Met de geloofsbelijdenis van Nicea nam(en) de protestantse kerk(en) daar afstand van: eenmaal gedoopt = bevrijd van de "erfzonde", of "alle zonden" zoals de officiële tekst dat heeft. Van dergelijk geloofs-items is in het boeddhisme geen spoor te vinden, ook al hebben vanuit het christendom werkende eerste vertalers van boeddhistische manuscripten het woord zonde er bij gehaald in de veronderstelling dat wanneer wij zoiets hebben, zij dat ook hebben. verder op het engelstalige blog. mettā
Zo expliciet staat het nergens, ook al citeert de woordvoerder terecht de Mettā Soetta (een Pāli-tekst; de heer Lim is een theravādin) waarin de recitant en de toehoorder wordt aanbevolen alle levende wezens te koesteren met een hart vol van universele vriendelijkheid (mettā, dat niet vertaald zou moeten worden met liefde).
taal
Boeddha heeft het in de vroege geschriften niet over personen die uit een andere taalgroep komen. In de latere teksten wordt er soms min of meer aan gerefereerd wanneer er sprake is van de meditatie waarin beelden worden opgeroepen van levende wezens in alle wereldsystemen die in het universum maar zouden kunnen voorkomen. En ook staat in de grote leerrede over het Reine Land, een mahāyāna-geschrift, dat mensen uit andere regionen (dan die van de schrijver[s]) in de ochtend rond Boeddha geschaard zitten om zijn leringen aan te horen om daarna voor korte tijd naar hun eigen oord te vertrekken teneinde daar "de eigen keuken te eten", zoals het in het chinees heet. Dat is tegelijkertijd een grappige passage, maar toont ook aan dat op het praktisch-platvloerse niveau waarop we doorgaans leven er een besef is dat de ene bevolkingsgroep nu eenmaal andere voedingsgewoonten heeft dan de andere.
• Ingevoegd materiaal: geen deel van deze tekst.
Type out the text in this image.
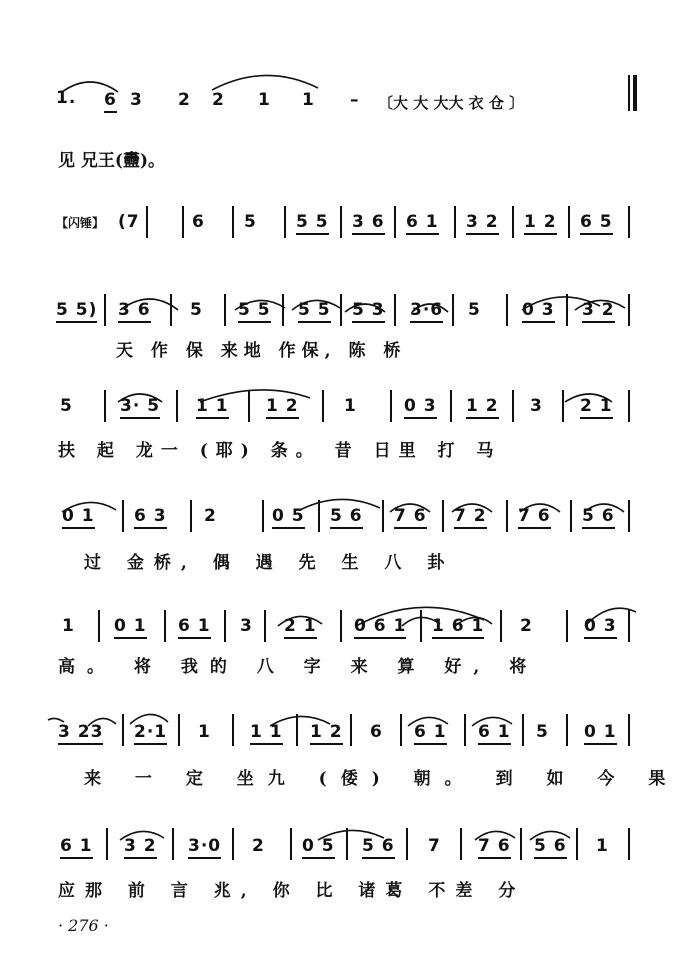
1. 6 3 2 2 1 1 – 〔大 大 大大 衣 仓 〕
见 兄王(䀌)。
【闪锤】 (7	6 5 5 5 3 6 6 1 3 2 1 2 6 5
5 5) 3 6 5 5 5 5 5 5 3 3·6 5 0 3 3 2
天 作 保 来地 作保, 陈 桥
5	3· 5 1 1 1 2	1	0 3 1 2 3 2 1
扶 起 龙一 (耶) 条。 昔 日里 打 马
0 1 6 3 2	0 5 5 6 7 6 7 2 7 6 5 6
过 金桥, 偶 遇 先 生 八 卦
1 0 1 6 1 3 2 1 0 6 1 1 6 1 2	0 3
高。 将 我的 八 字 来 算 好, 将
3 23 2·1 1 1 1 1 2 6 6 1 6 1 5 0 1
来 一 定 坐九 (倭) 朝。 到 如 今 果
6 1 3 2 3·0 2 0 5 5 6 7 7 6 5 6 1
应那 前 言 兆, 你 比 诸葛 不差 分
· 276 ·
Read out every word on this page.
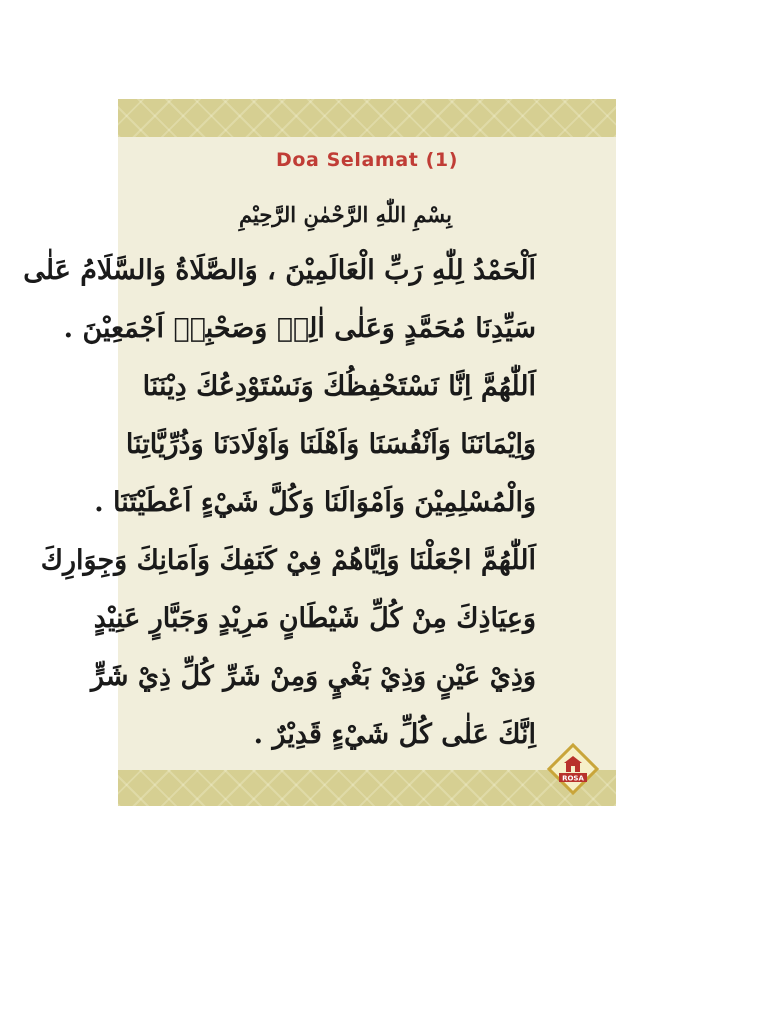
Doa Selamat (1)
بِسْمِ اللّٰهِ الرَّحْمٰنِ الرَّحِيْمِ
اَلْحَمْدُ لِلّٰهِ رَبِّ الْعَالَمِيْنَ ، وَالصَّلَاةُ وَالسَّلَامُ عَلٰى
سَيِّدِنَا مُحَمَّدٍ وَعَلٰى اٰلِهٖ وَصَحْبِهٖ اَجْمَعِيْنَ .
اَللّٰهُمَّ اِنَّا نَسْتَحْفِظُكَ وَنَسْتَوْدِعُكَ دِيْنَنَا
وَاِيْمَانَنَا وَاَنْفُسَنَا وَاَهْلَنَا وَاَوْلَادَنَا وَذُرِّيَّاتِنَا
وَالْمُسْلِمِيْنَ وَاَمْوَالَنَا وَكُلَّ شَيْءٍ اَعْطَيْتَنَا .
اَللّٰهُمَّ اجْعَلْنَا وَاِيَّاهُمْ فِيْ كَنَفِكَ وَاَمَانِكَ وَجِوَارِكَ
وَعِيَاذِكَ مِنْ كُلِّ شَيْطَانٍ مَرِيْدٍ وَجَبَّارٍ عَنِيْدٍ
وَذِيْ عَيْنٍ وَذِيْ بَغْيٍ وَمِنْ شَرِّ كُلِّ ذِيْ شَرٍّ
اِنَّكَ عَلٰى كُلِّ شَيْءٍ قَدِيْرٌ .
ROSA
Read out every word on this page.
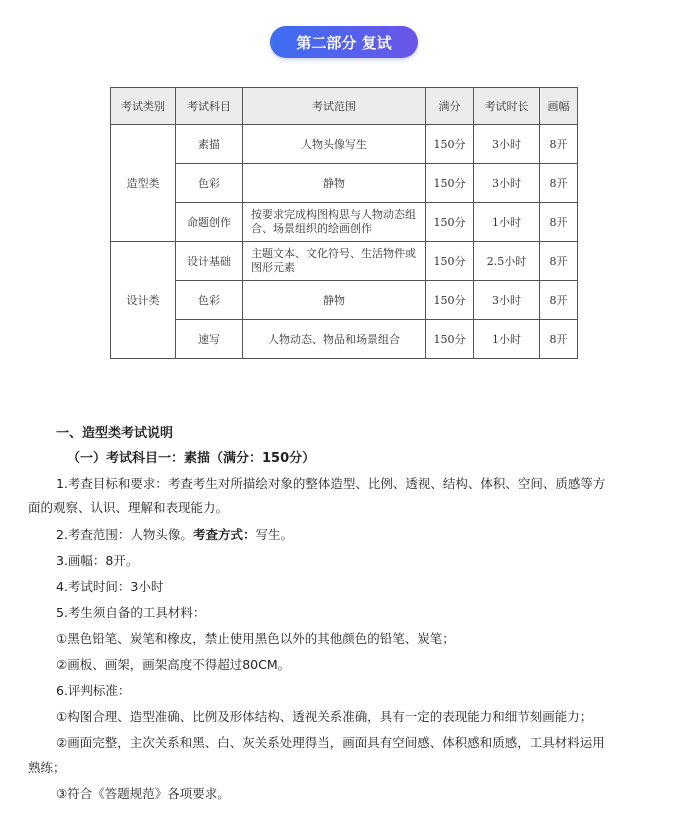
第二部分 复试
考试类别	考试科目	考试范围	满分	考试时长	画幅
造型类	素描	人物头像写生	150分	3小时	8开
	色彩	静物	150分	3小时	8开
	命题创作	按要求完成构图构思与人物动态组合、场景组织的绘画创作	150分	1小时	8开
设计类	设计基础	主题文本、文化符号、生活物件或图形元素	150分	2.5小时	8开
	色彩	静物	150分	3小时	8开
	速写	人物动态、物品和场景组合	150分	1小时	8开
一、造型类考试说明
（一）考试科目一：素描（满分：150分）
1.考查目标和要求：考查考生对所描绘对象的整体造型、比例、透视、结构、体积、空间、质感等方
面的观察、认识、理解和表现能力。
2.考查范围：人物头像。考查方式：写生。
3.画幅：8开。
4.考试时间：3小时
5.考生须自备的工具材料：
①黑色铅笔、炭笔和橡皮，禁止使用黑色以外的其他颜色的铅笔、炭笔；
②画板、画架，画架高度不得超过80CM。
6.评判标准：
①构图合理、造型准确、比例及形体结构、透视关系准确，具有一定的表现能力和细节刻画能力；
②画面完整，主次关系和黑、白、灰关系处理得当，画面具有空间感、体积感和质感，工具材料运用
熟练；
③符合《答题规范》各项要求。
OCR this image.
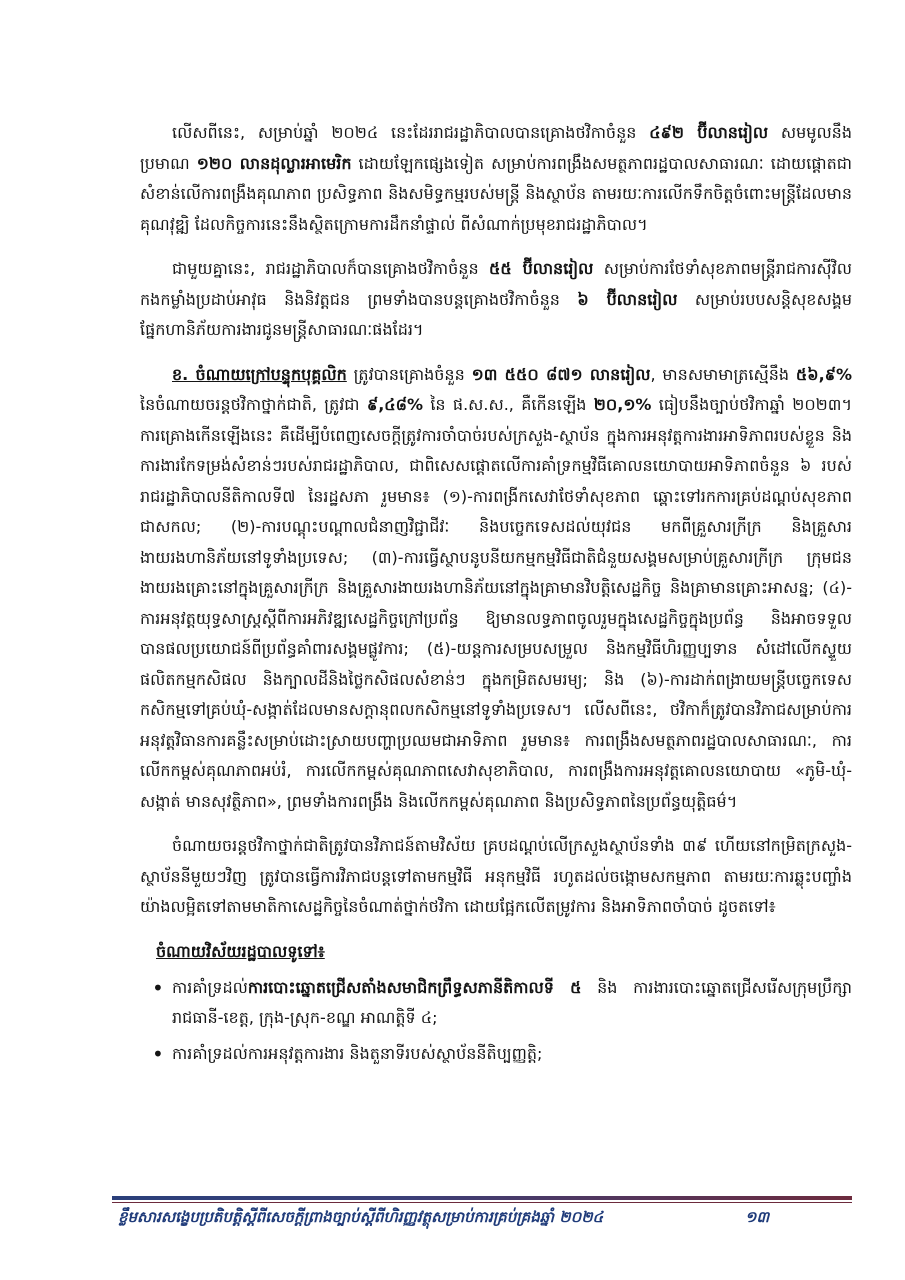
លើសពីនេះ, សម្រាប់ឆ្នាំ ២០២៤ នេះដែររាជរដ្ឋាភិបាលបានគ្រោងថវិកាចំនួន ៤៩២ ប៊ីលានរៀល សមមូលនឹងប្រមាណ ១២០ លានដុល្លារអាមេរិក ដោយឡែកផ្សេងទៀត សម្រាប់ការពង្រឹងសមត្ថភាពរដ្ឋបាលសាធារណៈ ដោយផ្តោតជាសំខាន់លើការពង្រឹងគុណភាព ប្រសិទ្ធភាព និងសមិទ្ធកម្មរបស់មន្ត្រី និងស្ថាប័ន តាមរយៈការលើកទឹកចិត្តចំពោះមន្ត្រីដែលមានគុណវុឌ្ឍិ ដែលកិច្ចការនេះនឹងស្ថិតក្រោមការដឹកនាំផ្ទាល់ ពីសំណាក់ប្រមុខរាជរដ្ឋាភិបាល។

ជាមួយគ្នានេះ, រាជរដ្ឋាភិបាលក៏បានគ្រោងថវិកាចំនួន ៥៥ ប៊ីលានរៀល សម្រាប់ការថែទាំសុខភាពមន្ត្រីរាជការស៊ីវិល កងកម្លាំងប្រដាប់អាវុធ និងនិវត្តជន ព្រមទាំងបានបន្តគ្រោងថវិកាចំនួន ៦ ប៊ីលានរៀល សម្រាប់របបសន្តិសុខសង្គមផ្នែកហានិភ័យការងារជូនមន្ត្រីសាធារណៈផងដែរ។

ខ. ចំណាយក្រៅបន្ទុកបុគ្គលិក ត្រូវបានគ្រោងចំនួន ១៣ ៥៥០ ៨៧១ លានរៀល, មានសមាមាត្រស្មើនឹង ៥៦,៩% នៃចំណាយចរន្តថវិកាថ្នាក់ជាតិ, ត្រូវជា ៩,៤៨% នៃ ផ.ស.ស., គឺកើនឡើង ២០,១% ធៀបនឹងច្បាប់ថវិកាឆ្នាំ ២០២៣។ ការគ្រោងកើនឡើងនេះ គឺដើម្បីបំពេញសេចក្តីត្រូវការចាំបាច់របស់ក្រសួង-ស្ថាប័ន ក្នុងការអនុវត្តការងារអាទិភាពរបស់ខ្លួន និងការងារកែទម្រង់សំខាន់ៗរបស់រាជរដ្ឋាភិបាល, ជាពិសេសផ្តោតលើការគាំទ្រកម្មវិធីគោលនយោបាយអាទិភាពចំនួន ៦ របស់រាជរដ្ឋាភិបាលនីតិកាលទី៧ នៃរដ្ឋសភា រួមមាន៖ (១)-ការពង្រីកសេវាថែទាំសុខភាព ឆ្ពោះទៅរកការគ្រប់ដណ្តប់សុខភាពជាសកល; (២)-ការបណ្តុះបណ្តាលជំនាញវិជ្ជាជីវៈ និងបច្ចេកទេសដល់យុវជន មកពីគ្រួសារក្រីក្រ និងគ្រួសារងាយរងហានិភ័យនៅទូទាំងប្រទេស; (៣)-ការធ្វើស្ថាបនូបនីយកម្មកម្មវិធីជាតិជំនួយសង្គមសម្រាប់គ្រួសារក្រីក្រ ក្រុមជនងាយរងគ្រោះនៅក្នុងគ្រួសារក្រីក្រ និងគ្រួសារងាយរងហានិភ័យនៅក្នុងគ្រាមានវិបត្តិសេដ្ឋកិច្ច និងគ្រាមានគ្រោះអាសន្ន; (៤)-ការអនុវត្តយុទ្ធសាស្ត្រស្តីពីការអភិវឌ្ឍសេដ្ឋកិច្ចក្រៅប្រព័ន្ធ ឱ្យមានលទ្ធភាពចូលរួមក្នុងសេដ្ឋកិច្ចក្នុងប្រព័ន្ធ និងអាចទទួលបានផលប្រយោជន៍ពីប្រព័ន្ធគាំពារសង្គមផ្លូវការ; (៥)-យន្តការសម្របសម្រួល និងកម្មវិធីហិរញ្ញប្បទាន សំដៅលើកស្ទួយផលិតកម្មកសិផល និងក្បាលដីនិងថ្លៃកសិផលសំខាន់ៗ ក្នុងកម្រិតសមរម្យ; និង (៦)-ការដាក់ពង្រាយមន្ត្រីបច្ចេកទេសកសិកម្មទៅគ្រប់ឃុំ-សង្កាត់ដែលមានសក្តានុពលកសិកម្មនៅទូទាំងប្រទេស។ លើសពីនេះ, ថវិកាក៏ត្រូវបានវិភាជសម្រាប់ការអនុវត្តវិធានការគន្លឹះសម្រាប់ដោះស្រាយបញ្ហាប្រឈមជាអាទិភាព រួមមាន៖ ការពង្រឹងសមត្ថភាពរដ្ឋបាលសាធារណៈ, ការលើកកម្ពស់គុណភាពអប់រំ, ការលើកកម្ពស់គុណភាពសេវាសុខាភិបាល, ការពង្រឹងការអនុវត្តគោលនយោបាយ «ភូមិ-ឃុំ-សង្កាត់ មានសុវត្ថិភាព», ព្រមទាំងការពង្រឹង និងលើកកម្ពស់គុណភាព និងប្រសិទ្ធភាពនៃប្រព័ន្ធយុត្តិធម៌។

ចំណាយចរន្តថវិកាថ្នាក់ជាតិត្រូវបានវិភាជន៍តាមវិស័យ គ្របដណ្តប់លើក្រសួងស្ថាប័នទាំង ៣៩ ហើយនៅកម្រិតក្រសួង-ស្ថាប័ននីមួយៗវិញ ត្រូវបានធ្វើការវិភាជបន្តទៅតាមកម្មវិធី អនុកម្មវិធី រហូតដល់ចង្កោមសកម្មភាព តាមរយៈការឆ្លុះបញ្ចាំងយ៉ាងលម្អិតទៅតាមមាតិកាសេដ្ឋកិច្ចនៃចំណាត់ថ្នាក់ថវិកា ដោយផ្អែកលើតម្រូវការ និងអាទិភាពចាំបាច់ ដូចតទៅ៖

ចំណាយវិស័យរដ្ឋបាលទូទៅ៖
• ការគាំទ្រដល់ការបោះឆ្នោតជ្រើសតាំងសមាជិកព្រឹទ្ធសភានីតិកាលទី ៥ និង ការងារបោះឆ្នោតជ្រើសរើសក្រុមប្រឹក្សារាជធានី-ខេត្ត, ក្រុង-ស្រុក-ខណ្ឌ អាណត្តិទី ៤;
• ការគាំទ្រដល់ការអនុវត្តការងារ និងតួនាទីរបស់ស្ថាប័ននីតិប្បញ្ញត្តិ;
ខ្លឹមសារសង្ខេបប្រតិបត្តិស្តីពីសេចក្តីព្រាងច្បាប់ស្តីពីហិរញ្ញវត្ថុសម្រាប់ការគ្រប់គ្រងឆ្នាំ ២០២៤	១៣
Dat is dan in het Reine Land niet anders, concludeert de schrijver van deze late leerrede die zo wijdverspreid is geraakt.
ras
Boeddha, de historische Boeddha Sakyamuni, heeft het volgens de teksten die al 3 maanden na zijn overlijden op schrift werden gesteld ook niet over ras in de raciale zin van het woord. Hij heeft het wel over de Dāsa en de Pāni die door de meerderheid als "minder" werden gezien; op een gegeven ogenblik is er het gebruik gekomen om "Dasa" te vertalen met "slaaf". Waarschijnlijk, zo zegt het jongste onderzoek, was hier sprake van indigene volkeren die door nieuwkomers uit andere streken onder de voet werden gelopen. Boeddha heeft het ook over maatschappelijke gelijkheid van al zijn monniken en nonnen, als een voorbeeld, maar niet als een plicht aan de burgerij. Een voorbeeld daarvan is dat hij een kapper, iemand uit een "lage" maatschappelijke (beroeps-)groep aanstelde als bewaker van de door zijn sangha (monikkengemeenschap) aan te houden levensregels. In die sangha bevonden zich niet weinig ksátriya, leden van de krijgerkaste, en zelfs brahmin(1) de "hoogsten" die in principe binnen het vedische systeem de priesters mochten leveren. Zij dienden zich dus ondergeschikt te stellen aan Upāli, de voormalige kapper.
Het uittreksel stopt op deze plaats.